Hainlerden yana da bahtsızız!

Assange ve Snowden… Bu iki ismi ve hikâyelerini okuyup da bizim başımıza belâ açmakta mâhir olanları düşününce tansiyonum yükseliyor. Yahu, “Ne kadar kişiliksiz, ne kadar alçak, ne kadar mandacı olunabilir?” sorusunun cevaplanamadığı üç noktayı ben bize musallat olan hainlerde görüyorum…

GEÇTİĞİMİZ hafta Afganistan’da şâhit olunan görüntülerin, bende 15 Temmuz işgalci darbe girişiminden sonra yaşananları hangi detaylarıyla hatırlattığını yazmıştım.

Bugünlerde takip ettiğim kadarıyla Türkiye Cumhuriyeti Devleti’ni başkalarının payandası ve uydusu kılmak üzere gayret içinde olanların sosyal medya aracılığıyla yayınladıkları mesajlar, uydurdukları yalanlar, attıkları iftiralar ve de muhalefetin bu uydu olma heveslilerine uydu olmaktan çekinmeyen imajları, yeni bir his uyandırdı bende…

Şöyle bir düşündüm de, meselâ İngiltere, “hain” olarak nitelediği bir isim olarak Julian Assange ile uğraştı. Assange, ismini “Wikileaks” olarak verdiği blog sitesiyle dünyadaki kirli ilişkileri ortaya koyarak insanlığa hizmet etmeye çalıştı. Uzun süre İngitere’deki Ekvador Büyükelçiliğinde misafir edebilse de Ekvador da baskılara dayanamadı ve Assange’yi teslim etti. Şu an İngiltere’de tutuklu…

Yine bir meselâ daha… ABD, “hain” olarak nitelediği farklı bir isim olarak Edward Snowden ile uğraştı. Snowden, ABD’nin bütün dünyayı her teknolojik aygıt üzerinden takip ederek veri kaydettiğini ifşa etmenin yanında bunu belgeleyerek insanlığa hizmet etmeye çalıştı. Uzun kaçışların ardından şu an Rusya’da…

Assange ve Snowden… Bu iki ismi ve hikâyelerini okuyup da bizim başımıza belâ açmakta mâhir olanları düşününce tansiyonum yükseliyor.

Yahu, “Ne kadar kişiliksiz, ne kadar alçak, ne kadar mandacı olunabilir?” sorusunun cevaplanamadığı üç noktayı ben bize musallat olan hainlerde görüyorum.

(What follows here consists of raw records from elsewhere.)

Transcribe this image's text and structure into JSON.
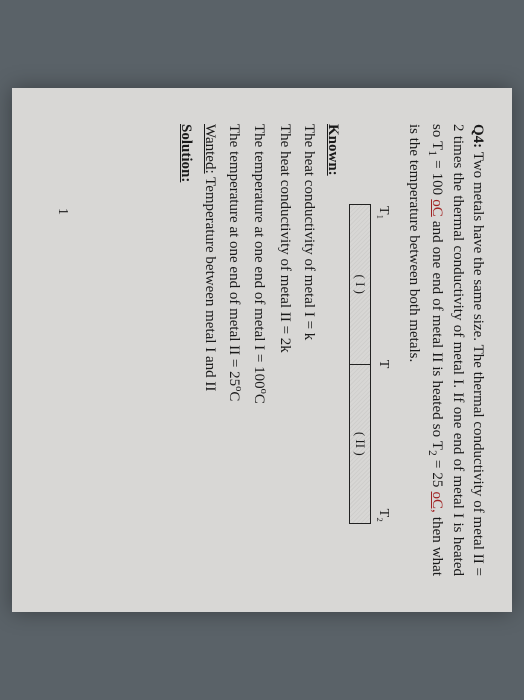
{
  "q": {
    "label": "Q4:",
    "text_a": " Two metals have the same size. The thermal conductivity of metal II = 2 times the thermal conductivity of metal I. If one end of metal I is heated so T",
    "t1sub": "1",
    "t1val": " = 100 ",
    "t1unit": "oC",
    "text_b": " and one end of metal II is heated so T",
    "t2sub": "2",
    "t2val": " = 25 ",
    "t2unit": "oC,",
    "text_c": " then what is the temperature between both metals."
  },
  "diagram": {
    "t1": "T₁",
    "t": "T",
    "t2": "T₂",
    "seg1": "( I )",
    "seg2": "( II )"
  },
  "known": {
    "header": "Known:",
    "l1": "The heat conductivity of metal I = k",
    "l2": "The heat conductivity of metal II = 2k",
    "l3": "The temperature at one end of metal I = 100",
    "l3u": "oC",
    "l4": "The temperature at one end of metal II = 25",
    "l4u": "oC"
  },
  "wanted": {
    "label": "Wanted:",
    "text": " Temperature between metal I and II"
  },
  "solution": "Solution:",
  "loneNum": "1"
}
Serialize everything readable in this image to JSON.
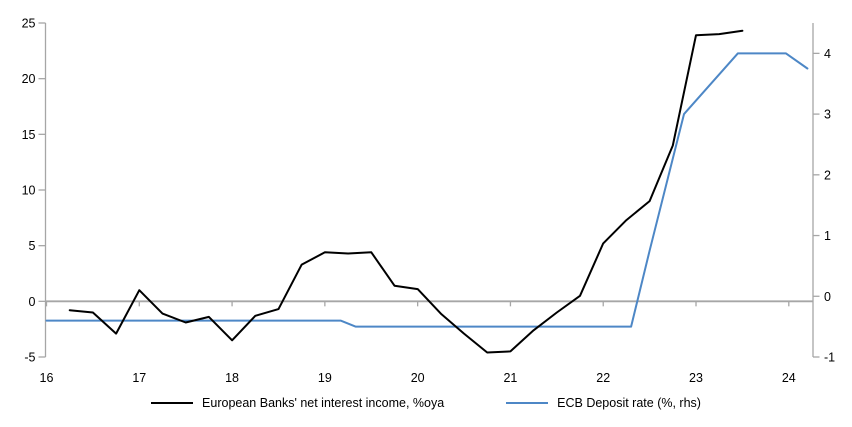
{
  "chart_data": {
    "type": "line",
    "title": "",
    "x_axis": {
      "min": 16,
      "max": 24.25,
      "ticks": [
        16,
        17,
        18,
        19,
        20,
        21,
        22,
        23,
        24
      ],
      "tick_labels": [
        "16",
        "17",
        "18",
        "19",
        "20",
        "21",
        "22",
        "23",
        "24"
      ]
    },
    "left_axis": {
      "min": -5,
      "max": 25,
      "ticks": [
        25,
        20,
        15,
        10,
        5,
        0,
        -5
      ],
      "tick_labels": [
        "25",
        "20",
        "15",
        "10",
        "5",
        "0",
        "-5"
      ]
    },
    "right_axis": {
      "min": -1,
      "max": 4.5,
      "ticks": [
        4,
        3,
        2,
        1,
        0,
        -1
      ],
      "tick_labels": [
        "4",
        "3",
        "2",
        "1",
        "0",
        "-1"
      ]
    },
    "zero_line": true,
    "grid": false,
    "legend_position": "bottom-center",
    "colors": {
      "axis": "#a6a6a6",
      "zero_line": "#a6a6a6",
      "tick_text": "#000000"
    },
    "series": [
      {
        "name": "European Banks' net interest income, %oya",
        "axis": "left",
        "color": "#000000",
        "points": [
          [
            16.25,
            -0.8
          ],
          [
            16.5,
            -1.0
          ],
          [
            16.75,
            -2.9
          ],
          [
            17.0,
            1.0
          ],
          [
            17.25,
            -1.1
          ],
          [
            17.5,
            -1.9
          ],
          [
            17.75,
            -1.4
          ],
          [
            18.0,
            -3.5
          ],
          [
            18.25,
            -1.3
          ],
          [
            18.5,
            -0.7
          ],
          [
            18.75,
            3.3
          ],
          [
            19.0,
            4.4
          ],
          [
            19.25,
            4.3
          ],
          [
            19.5,
            4.4
          ],
          [
            19.75,
            1.4
          ],
          [
            20.0,
            1.1
          ],
          [
            20.25,
            -1.1
          ],
          [
            20.5,
            -2.9
          ],
          [
            20.75,
            -4.6
          ],
          [
            21.0,
            -4.5
          ],
          [
            21.25,
            -2.6
          ],
          [
            21.5,
            -1.0
          ],
          [
            21.75,
            0.5
          ],
          [
            22.0,
            5.2
          ],
          [
            22.25,
            7.3
          ],
          [
            22.5,
            9.0
          ],
          [
            22.75,
            14.0
          ],
          [
            23.0,
            23.9
          ],
          [
            23.25,
            24.0
          ],
          [
            23.5,
            24.3
          ]
        ]
      },
      {
        "name": "ECB Deposit rate (%, rhs)",
        "axis": "right",
        "color": "#4d87c6",
        "points": [
          [
            16.0,
            -0.4
          ],
          [
            19.17,
            -0.4
          ],
          [
            19.33,
            -0.5
          ],
          [
            22.3,
            -0.5
          ],
          [
            22.5,
            0.75
          ],
          [
            22.87,
            3.0
          ],
          [
            23.45,
            4.0
          ],
          [
            23.97,
            4.0
          ],
          [
            24.2,
            3.75
          ]
        ]
      }
    ]
  }
}
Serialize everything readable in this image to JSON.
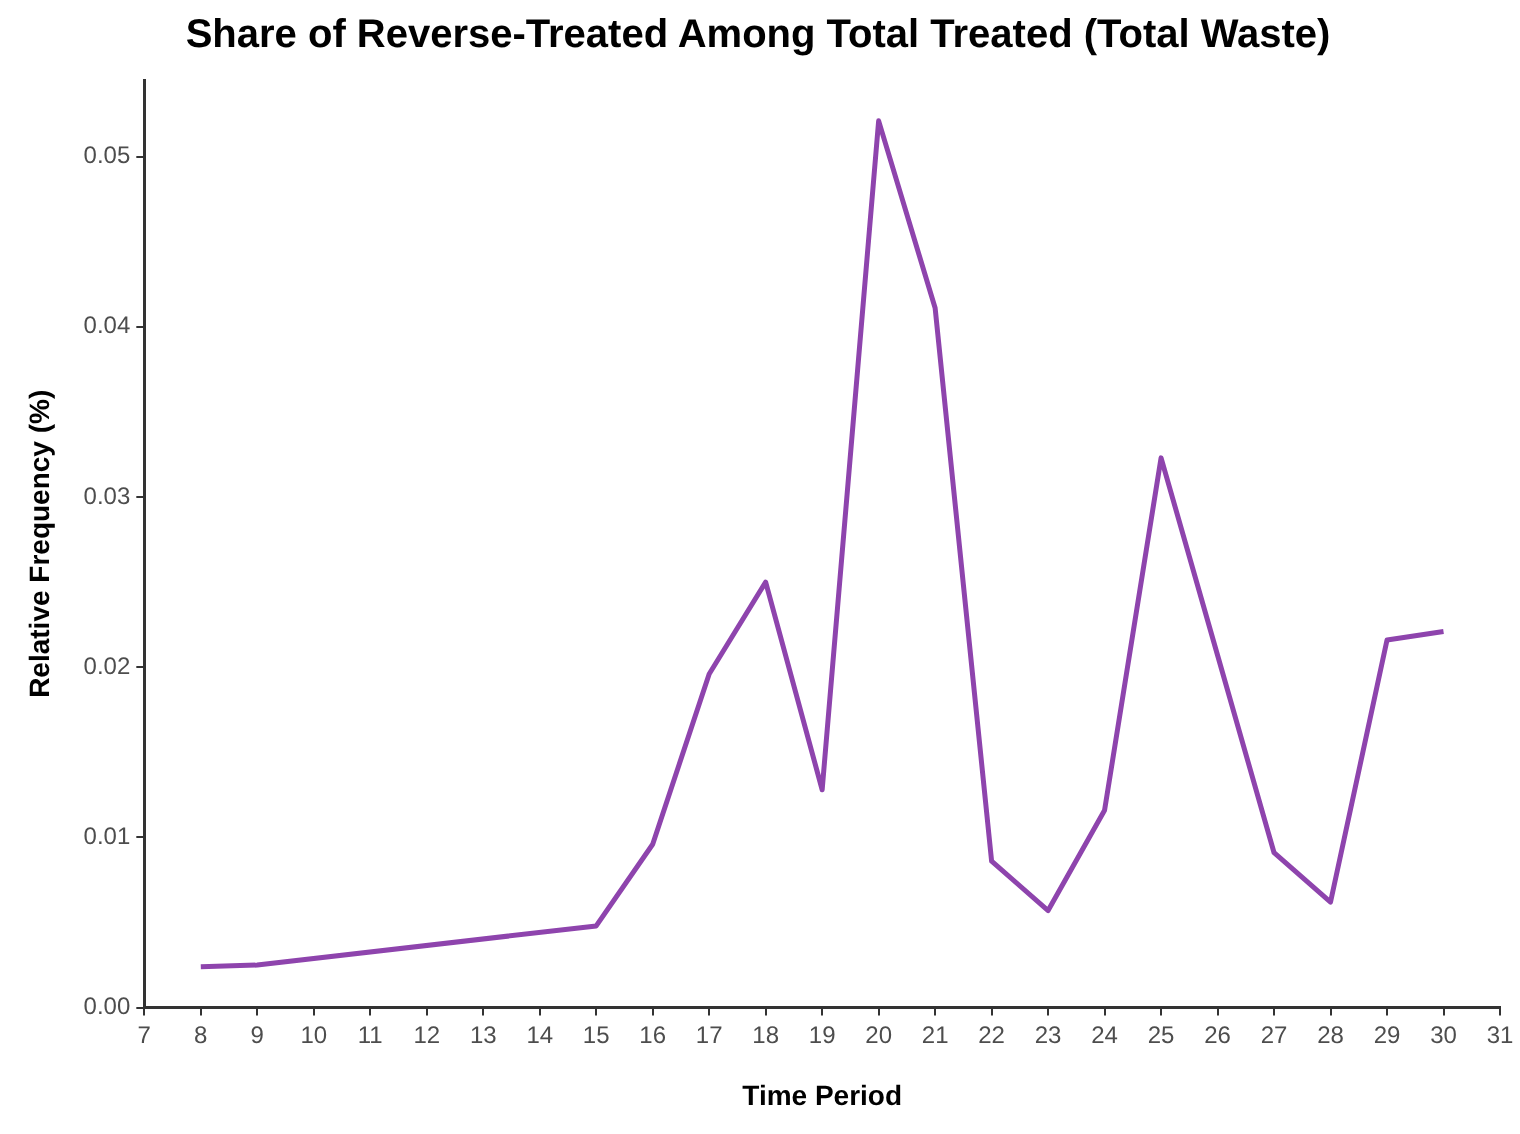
{
  "chart_data": {
    "type": "line",
    "title": "Share of Reverse-Treated Among Total Treated (Total Waste)",
    "xlabel": "Time Period",
    "ylabel": "Relative Frequency (%)",
    "x": [
      8,
      9,
      15,
      16,
      17,
      18,
      19,
      20,
      21,
      22,
      23,
      24,
      25,
      26,
      27,
      28,
      29,
      30
    ],
    "series": [
      {
        "color": "#8e44ad",
        "values": [
          0.0024,
          0.0025,
          0.0048,
          0.0096,
          0.0196,
          0.025,
          0.0128,
          0.0521,
          0.0411,
          0.0086,
          0.0057,
          0.0116,
          0.0323,
          0.0207,
          0.0091,
          0.0062,
          0.0216,
          0.0221
        ]
      }
    ],
    "xlim": [
      7,
      31
    ],
    "xticks": [
      7,
      8,
      9,
      10,
      11,
      12,
      13,
      14,
      15,
      16,
      17,
      18,
      19,
      20,
      21,
      22,
      23,
      24,
      25,
      26,
      27,
      28,
      29,
      30,
      31
    ],
    "ylim": [
      0,
      0.0545
    ],
    "yticks": [
      {
        "value": 0,
        "label": "0.00"
      },
      {
        "value": 0.01,
        "label": "0.01"
      },
      {
        "value": 0.02,
        "label": "0.02"
      },
      {
        "value": 0.03,
        "label": "0.03"
      },
      {
        "value": 0.04,
        "label": "0.04"
      },
      {
        "value": 0.05,
        "label": "0.05"
      }
    ],
    "grid": false,
    "legend": false,
    "marker": "none",
    "line_style": "solid"
  }
}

Yalan, iftira, sahte belge, dolandırıcılık, düşmanın bayrağına sarılarak uyumak, yabancı devlete iltica ettikten sonra dahi Türkiye Cumhuriyeti Devleti’ni irrite etmek, Türkiye Cumhuriyeti’nin vatanperver evlâtlarına tâ uzaklardan psikolojik manipülasyonlarla kışkırtma operasyonları çekmek hep bunlarda!

Peki, Birleşik Arap Emirlikleri’nin son günlerde yaşadığı “U” dönüşünün sebeplerini bu gerizekâlı ihanet kumkumaları fark etmiyorlar mı sizce?

Eminim, fark etmemişlerdir.

Hattâ BAE’nin, Sedat Peker üzerinden Türkiye’yi köşeye sıkıştırdığını, Türkiye’nin de BAE’ye el açıp, “Gelin, uzlaşalım ve aramızdaki ilişkileri yeniden gözden geçirelim” filan dediğini zannetmişlerdir.

Onlar böyle zannetmişlerdir de, onlara uyumaları için yorgan verenlerin akıl hocaları bu kazma hainleri uyarmış, “Türkiye BAE’yi de kafa kola aldı” demekten kendilerini alamamışlardır mutlaka.

“Allah hainin de delikanlısını versin” diyeceğim ama hainden delikanlı olmaz. Benim için Assange de, Snowden de hain değildir. Hain, yalnız bir devlete değil, bütün insanlığa karşı haindir. Ama en gerizekâlı hainler, Türkiye Cumhuriyeti Devleti’ne ihanet edenlerdir!